One would assume that the fact the seller of a home is in possession of a Rates Clearance Certificate would guarantee that all the outstanding rates and taxes on the property had been paid in full. Unfortunately, this doesn't appear to be the case anymore and it has come to light that the new owner could be held responsible for the debt incurred by previous owners in years gone by.

"The whole issue of who is responsible for long-standing municipal debts when properties are transferred has been raised time and again in the South African courts," says Tony Clarke, Managing Director of the Rawson Property Group.

"Traditionally," says Clarke, "the position has been that the seller or buyer has only to pay the last two years’ outstanding debt to be issued with a Rates Certificate, without which transfer cannot legally take place. This means of pressurising sellers into meeting their outstanding debts has proved effective in bringing them at least partially up to date on their payments, but it still leaves the new owner with the problem of who is responsible for longstanding unpaid debts."

"The two-year payment provision," says Clarke, "was upheld in September 2008 when Judge Blieden of the Johannesburg High Court ruled that Counsel had no right to withhold Rates Clearance Certificates on account of debts going back longer than two years. This approach was confirmed by the High Court of Cape Town and later by the Supreme Court of Appeal, which, incidentally, also ruled that all documentation relating to the two-year debt had to be produced.

"Now, however, in a third case (Tshwane Municipality vs Thomas Mathabata) it was ruled that even when the two-year payment is met, debts going back more than two years can be transferred to the new owner. Furthermore, the municipality has the right to attach the property and sell it in execution to achieve payment of those debts."

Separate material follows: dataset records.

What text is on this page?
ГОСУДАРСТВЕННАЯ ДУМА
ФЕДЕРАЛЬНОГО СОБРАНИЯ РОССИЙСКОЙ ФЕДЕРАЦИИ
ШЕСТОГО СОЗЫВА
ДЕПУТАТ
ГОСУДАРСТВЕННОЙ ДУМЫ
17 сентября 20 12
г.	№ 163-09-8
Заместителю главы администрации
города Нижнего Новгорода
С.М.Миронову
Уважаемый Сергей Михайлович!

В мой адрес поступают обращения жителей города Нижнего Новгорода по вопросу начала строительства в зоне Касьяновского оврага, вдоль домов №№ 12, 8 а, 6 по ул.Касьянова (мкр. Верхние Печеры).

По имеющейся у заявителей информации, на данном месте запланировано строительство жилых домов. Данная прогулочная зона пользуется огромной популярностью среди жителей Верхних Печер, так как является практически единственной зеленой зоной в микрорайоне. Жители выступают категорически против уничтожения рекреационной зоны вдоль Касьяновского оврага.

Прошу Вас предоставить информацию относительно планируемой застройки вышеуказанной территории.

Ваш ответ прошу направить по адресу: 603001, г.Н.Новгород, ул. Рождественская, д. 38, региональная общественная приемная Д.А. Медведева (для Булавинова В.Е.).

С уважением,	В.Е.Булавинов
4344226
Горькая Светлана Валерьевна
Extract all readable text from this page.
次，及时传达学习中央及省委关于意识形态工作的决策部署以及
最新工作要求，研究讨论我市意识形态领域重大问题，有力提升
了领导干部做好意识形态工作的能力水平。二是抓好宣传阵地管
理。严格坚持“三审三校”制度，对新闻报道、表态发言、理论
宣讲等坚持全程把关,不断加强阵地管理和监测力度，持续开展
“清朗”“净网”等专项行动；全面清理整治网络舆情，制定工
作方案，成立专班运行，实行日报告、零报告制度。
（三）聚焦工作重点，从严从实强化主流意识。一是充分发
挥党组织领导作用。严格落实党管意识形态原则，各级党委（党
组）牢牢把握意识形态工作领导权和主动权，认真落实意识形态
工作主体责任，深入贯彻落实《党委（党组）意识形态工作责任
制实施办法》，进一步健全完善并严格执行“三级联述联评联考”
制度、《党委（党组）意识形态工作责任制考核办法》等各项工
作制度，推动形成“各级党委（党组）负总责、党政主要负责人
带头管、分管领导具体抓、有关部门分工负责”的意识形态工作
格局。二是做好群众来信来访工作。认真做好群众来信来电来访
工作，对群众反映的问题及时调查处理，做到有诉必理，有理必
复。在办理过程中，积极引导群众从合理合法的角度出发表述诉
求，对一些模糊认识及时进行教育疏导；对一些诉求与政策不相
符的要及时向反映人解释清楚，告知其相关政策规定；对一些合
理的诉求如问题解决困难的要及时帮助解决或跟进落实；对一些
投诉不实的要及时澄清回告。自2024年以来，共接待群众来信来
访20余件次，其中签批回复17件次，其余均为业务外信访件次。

In other words, the fact that a Rates Clearance Certificate has been issued offers no guarantee that the rates and taxes have been paid in full and that the account is up to date.

It is absolutely vital that buyers contact their local authority in order to ascertain if there are any outstanding amounts due as these will automatically be passed on to the new owner, regardless of who incurred the debt.

It is no secret that a number of municipalities are struggling to recover large sums in outstanding bad debt. In some instances, the amounts owed involve billions of Rands and it is highly likely that local authorities are going to start taking a firm stand and will go all out to ensure that these outstanding debts are recovered. Taking occupation of a new home and then discovering that thousands are owned in back taxes is certainly no joke. The fact that a local authority can attach a property and sell it in execution in order to recover the outstanding money is a terrifying thought, but this nightmare could well become a reality if the new owner is unable to pay what is owed.

Clarke says that the ruling puts new owners in a very difficult position and in light of the recent judgement, it has become essential for sellers to offer a written guarantee that all debts owing on the property have been paid prior to transfer. In his opinion, a clause of this nature should now be included in all sales agreements.